## Recent quotes:

Let's say you make a \$100 investment in each of three funds. One is a simple investment in an index. Then you have two leveraged funds that compound daily; one is double-long and the other is double-short (returning twice the inverse of the index). After one day, the index returns 10%. The index value would then be \$110. The double-long would add 20% and end at \$120, and the double-inverse would lose 20% and end at \$80. On day two, let's say the index loses 10%. That means that the average return [(10% -10%)/2] would be zero. However, the index itself would end at \$99 because 10% of \$110 is \$11, and \$110 minus \$11 is \$99. The fund that promises double the return of the index but compounds daily would end at \$96. Remember, this fund started the day at \$120. Its return for day two is -20% (double the index's loss), and leaves it with a \$24 loss for the day. So, \$120 minus \$24 is \$96. The double-short fund would also end at \$96 because 20% of \$80 is \$16, and \$80 plus \$16 is \$96. If you were to repeat 10 consecutive days of up 10% days followed by down 10% days, both of the leveraged funds would end up at \$81.54, which is a sizable difference from the \$95.10 the index would end at.
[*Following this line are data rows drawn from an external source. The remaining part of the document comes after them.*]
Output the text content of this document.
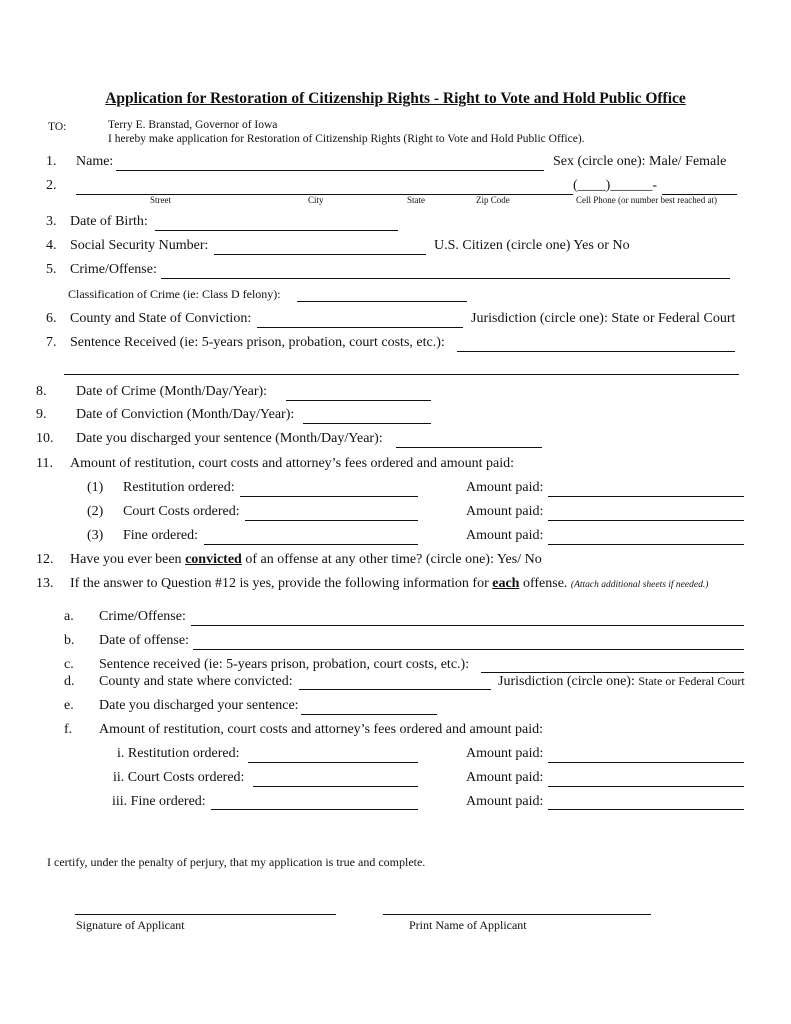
Application for Restoration of Citizenship Rights - Right to Vote and Hold Public Office
TO:	Terry E. Branstad, Governor of Iowa
I hereby make application for Restoration of Citizenship Rights (Right to Vote and Hold Public Office).
1. Name:	Sex (circle one): Male/ Female
2.	(____)______-
Street	City	State	Zip Code	Cell Phone (or number best reached at)
3. Date of Birth:
4. Social Security Number:	U.S. Citizen (circle one) Yes or No
5. Crime/Offense:
Classification of Crime (ie: Class D felony):
6. County and State of Conviction:	Jurisdiction (circle one): State or Federal Court
7. Sentence Received (ie: 5-years prison, probation, court costs, etc.):
8. Date of Crime (Month/Day/Year):
9. Date of Conviction (Month/Day/Year):
10. Date you discharged your sentence (Month/Day/Year):
11. Amount of restitution, court costs and attorney’s fees ordered and amount paid:
(1) Restitution ordered:	Amount paid:
(2) Court Costs ordered:	Amount paid:
(3) Fine ordered:	Amount paid:
12. Have you ever been convicted of an offense at any other time? (circle one): Yes/ No
13. If the answer to Question #12 is yes, provide the following information for each offense. (Attach additional sheets if needed.)
a. Crime/Offense:
b. Date of offense:
c. Sentence received (ie: 5-years prison, probation, court costs, etc.):
d. County and state where convicted:	Jurisdiction (circle one): State or Federal Court
e. Date you discharged your sentence:
f. Amount of restitution, court costs and attorney’s fees ordered and amount paid:
i. Restitution ordered:	Amount paid:
ii. Court Costs ordered:	Amount paid:
iii. Fine ordered:	Amount paid:
I certify, under the penalty of perjury, that my application is true and complete.
Signature of Applicant	Print Name of Applicant
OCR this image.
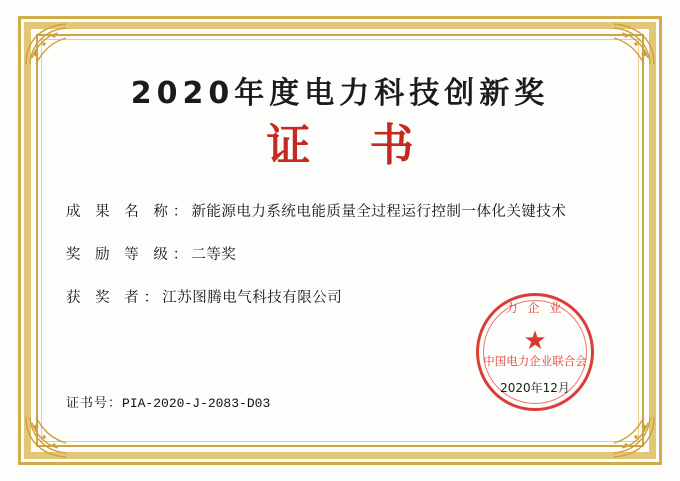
2020年度电力科技创新奖
证 书
成 果 名 称 ： 新能源电力系统电能质量全过程运行控制一体化关键技术
奖 励 等 级 ： 二等奖
获 奖 者 ： 江苏图腾电气科技有限公司
证书号：PIA-2020-J-2083-D03
力 企 业
★
中国电力企业联合会
2020年12月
Repeat this process for only six months, and your 'investment' in either of these leveraged funds would stand at only \$2.54. Yes, that's a 97.46% loss. Talk about tracking error. That's why compounding of daily returns is the dead horse that apparently needs a little more beating. Leveraged and inverse ETFs are NOT meant to be held as long-term investments. Let me repeat myself: Very bad things not only can happen whenever you hold these ETFs longer than their indicated compounding period (typically one day for stock-based ETFs, sometimes monthly for commodities), you are almost mathematically guaranteed to get a return that is not double that of the index. In fact, the longer you hold one of these funds, the probability that you will get nothing close to double the returns increases.